"Solidarischer arbeiten - freier leben"

Die Richtigkeit des Mottos der KAB-Aktionen für die Jahre 2000-2004 wurde durch verschiedene Ereignisse als Herausforderung für ein anderes Arbeiten, Wirtschaften und Leben bestätigt.

Die Diskussion um die Verlängerung der Ladenöffnungszeiten und die verkaufsoffenen Sonntage zeigt das Fortschreiten der Ökonomisierung unserer ganzen Zeit und unseres ganzen Lebens an. Am Fest Allerheiligen wollten sogar die Börsen öffnen, um ihre Geldgeschäfte machen zu können. Möglichst alle Zeit soll dem Geschäfte-machen-können zur Verfügung stehen. Das alles, so wird immer wieder behauptet, soll den Verbrauchern, den Menschen, dienen.

Umfragen ergeben ein anderes Bild: mehrheitlich wird die gängige Praxis als ausreichend angesehen. Viele kleinere und mittlere Geschäfte sehen sich von den „Großen“ unter Druck gesetzt und wissen nicht, wie sie diesem Konkurrenzdruck standhalten können. Dazu befürchten Verkäufer und Verkäuferinnen, noch mehr ihrer gemeinschaftlichen Lebenszeit der Erwerbsarbeit opfern zu müssen.

Ein anderes Beispiel: Wenn die Wirtschaft im Aufwärtstrend ist, sagen die Prognosen ebenfalls, dass das für die Arbeitsplätze nicht viel bedeuten wird.

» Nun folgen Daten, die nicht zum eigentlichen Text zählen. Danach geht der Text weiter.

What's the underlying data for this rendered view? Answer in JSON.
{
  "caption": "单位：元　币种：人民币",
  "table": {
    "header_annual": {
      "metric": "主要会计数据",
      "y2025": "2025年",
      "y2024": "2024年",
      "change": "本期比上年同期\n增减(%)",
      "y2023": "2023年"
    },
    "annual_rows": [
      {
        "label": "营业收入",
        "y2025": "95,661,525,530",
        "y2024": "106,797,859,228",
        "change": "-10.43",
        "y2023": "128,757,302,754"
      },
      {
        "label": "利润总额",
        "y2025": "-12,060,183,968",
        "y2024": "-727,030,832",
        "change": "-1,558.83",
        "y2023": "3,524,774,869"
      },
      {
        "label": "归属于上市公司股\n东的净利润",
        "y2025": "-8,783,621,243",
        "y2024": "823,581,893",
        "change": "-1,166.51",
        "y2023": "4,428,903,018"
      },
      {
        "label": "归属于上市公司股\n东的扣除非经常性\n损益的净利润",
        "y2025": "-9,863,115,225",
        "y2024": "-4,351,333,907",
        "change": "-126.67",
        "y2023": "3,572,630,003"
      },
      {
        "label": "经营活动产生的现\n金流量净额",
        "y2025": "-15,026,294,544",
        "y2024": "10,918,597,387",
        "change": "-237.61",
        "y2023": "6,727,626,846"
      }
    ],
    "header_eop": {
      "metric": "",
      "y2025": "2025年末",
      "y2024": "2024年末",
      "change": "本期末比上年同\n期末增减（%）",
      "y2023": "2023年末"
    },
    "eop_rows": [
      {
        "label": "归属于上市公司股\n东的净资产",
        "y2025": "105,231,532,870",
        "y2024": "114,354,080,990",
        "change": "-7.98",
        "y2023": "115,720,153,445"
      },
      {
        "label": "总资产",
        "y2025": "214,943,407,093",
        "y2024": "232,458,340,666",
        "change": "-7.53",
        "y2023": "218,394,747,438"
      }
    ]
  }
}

Das heißt doch: die Gewinne werden weiter steigen, aber nicht in neue Arbeit investiert, wie wir es schon seit Jahren kennen. Die Schere zwischen ArbeitsplatzbesitzerInnen und Arbeitslosen, zwischen Armen und Reichen wird weiter auseinandergehen.

Eine dritte Erfahrung: Es gibt verschiedene Untersuchungen, die aufzeigten, dass immer mehr Menschen durch die Strukturen der Erwerbsarbeit ihre Gesundheit gefährden, körperlich und psychisch krank werden und auf Dauer nicht mithalten können. „Wir arbeiten uns zu Tode“ heißt eine Überschrift.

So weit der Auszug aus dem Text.